Hawaiian Electric announced a "Proactive Approach" where it will take the initiative to determine how continued growth in rooftop solar may affect the utility circuits, and how the grid needs to be upgraded to enable further expansion.
"This proactive approach to distributed solar is the next evolutionary step toward transforming the grid to enable homes and businesses to produce their own clean power," says Earthjustice attorney Isaac Moriwake, who participated in fostering the change. "This wave is already happening, and it's in the utilities' best interests proactively to move into the future."
"Few, if any, utilities in the country have taken such a progressive stance on this issue, and this program will position Hawaii as the nation's leader in the integration of small-scale solar resources," says attorney Tim Lindl of the Interstate Renewable Energy Council (IREC).
In contrast, utilities often take an "unwelcoming approach," they say. They come up with conservative estimates on how much renewable energy can be fed into local circuits (generally 15% of peak load) and limit connections to that. That means if there are more people who want to add solar (or wind) beyond those levels, utilities require them to pay for costly, time-consuming studies of the potential impacts on their circuits.

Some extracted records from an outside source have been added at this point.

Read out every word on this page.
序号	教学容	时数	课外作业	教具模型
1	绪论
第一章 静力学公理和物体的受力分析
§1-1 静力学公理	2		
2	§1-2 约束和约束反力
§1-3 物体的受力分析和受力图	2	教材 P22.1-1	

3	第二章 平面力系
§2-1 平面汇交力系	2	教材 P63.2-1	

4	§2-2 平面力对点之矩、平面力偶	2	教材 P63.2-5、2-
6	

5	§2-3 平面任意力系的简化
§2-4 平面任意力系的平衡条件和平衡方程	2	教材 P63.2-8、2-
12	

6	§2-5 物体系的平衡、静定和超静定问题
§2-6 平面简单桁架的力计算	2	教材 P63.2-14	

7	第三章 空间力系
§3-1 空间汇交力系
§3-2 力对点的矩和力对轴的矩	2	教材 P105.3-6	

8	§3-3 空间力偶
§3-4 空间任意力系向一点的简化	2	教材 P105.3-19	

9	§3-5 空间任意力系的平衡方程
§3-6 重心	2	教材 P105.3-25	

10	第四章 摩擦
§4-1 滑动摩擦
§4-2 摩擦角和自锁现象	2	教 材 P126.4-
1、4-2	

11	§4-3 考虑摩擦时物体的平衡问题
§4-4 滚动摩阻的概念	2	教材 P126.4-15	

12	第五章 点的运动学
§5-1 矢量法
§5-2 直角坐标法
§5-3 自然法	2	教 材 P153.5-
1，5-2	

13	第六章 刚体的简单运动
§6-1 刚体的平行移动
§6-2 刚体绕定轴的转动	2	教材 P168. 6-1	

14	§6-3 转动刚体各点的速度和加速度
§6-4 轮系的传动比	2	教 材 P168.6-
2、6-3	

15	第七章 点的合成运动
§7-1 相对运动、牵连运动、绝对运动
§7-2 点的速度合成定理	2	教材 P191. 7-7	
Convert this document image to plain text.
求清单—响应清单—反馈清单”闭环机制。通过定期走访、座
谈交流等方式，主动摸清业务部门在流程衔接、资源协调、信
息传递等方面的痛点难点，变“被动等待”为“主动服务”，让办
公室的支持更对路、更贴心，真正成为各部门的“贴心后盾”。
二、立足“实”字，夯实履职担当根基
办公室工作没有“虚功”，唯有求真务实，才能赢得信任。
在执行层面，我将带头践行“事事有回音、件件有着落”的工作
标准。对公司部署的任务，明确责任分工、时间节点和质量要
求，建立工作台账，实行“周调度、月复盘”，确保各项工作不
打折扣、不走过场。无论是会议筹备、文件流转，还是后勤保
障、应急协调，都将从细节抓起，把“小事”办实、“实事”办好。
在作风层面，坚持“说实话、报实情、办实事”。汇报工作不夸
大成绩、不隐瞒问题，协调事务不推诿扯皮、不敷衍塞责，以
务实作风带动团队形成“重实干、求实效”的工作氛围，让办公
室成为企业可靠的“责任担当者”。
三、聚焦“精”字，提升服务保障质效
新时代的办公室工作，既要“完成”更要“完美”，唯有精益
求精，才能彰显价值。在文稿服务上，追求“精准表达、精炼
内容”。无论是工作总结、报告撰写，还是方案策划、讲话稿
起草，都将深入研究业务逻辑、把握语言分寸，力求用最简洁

As more rooftop solar has been added in Hawaii, this approach has led to logjams of studies that burden utilities and stall or block new rooftop hookups. The proactive approach turns that process on its head, by tracking and planning for rooftop solar growth. When a customer asks to hook up a system, the utility can be ready.
Because of Hawaii's boom in rooftop solar, Hawaiian Electric had proposed a moratorium on installations, but that was quickly retracted in response to public outcry. Since then, the utility has repeatedly raised the circuit penetration limit to accommodate more customer installations.
In October 2012, it raised the limit to 75% of minimum load (about 23% of peak) for smaller systems. California utilities raised their limit last year to 100% of minimum load, which Hawaii Electric is looking to adopt in the coming months.
In essence, this proactive approach aims to move beyond arbitrary limits, toward a grid that is planned to fully incorporate rooftop solar and other green energy.
In 2010, the state facilitated the transition by approving feed-in tariffs for renewable energy systems up to 500 kilowatts in size.
Hawaii is among the top six states for small solar. The others are California, New Jersey, Massachusetts, Arizona and Pennsylvania.
And Hawaii leads the US in electric car purchases because of its high gas prices and extensive charging infrastructure, among other incentives.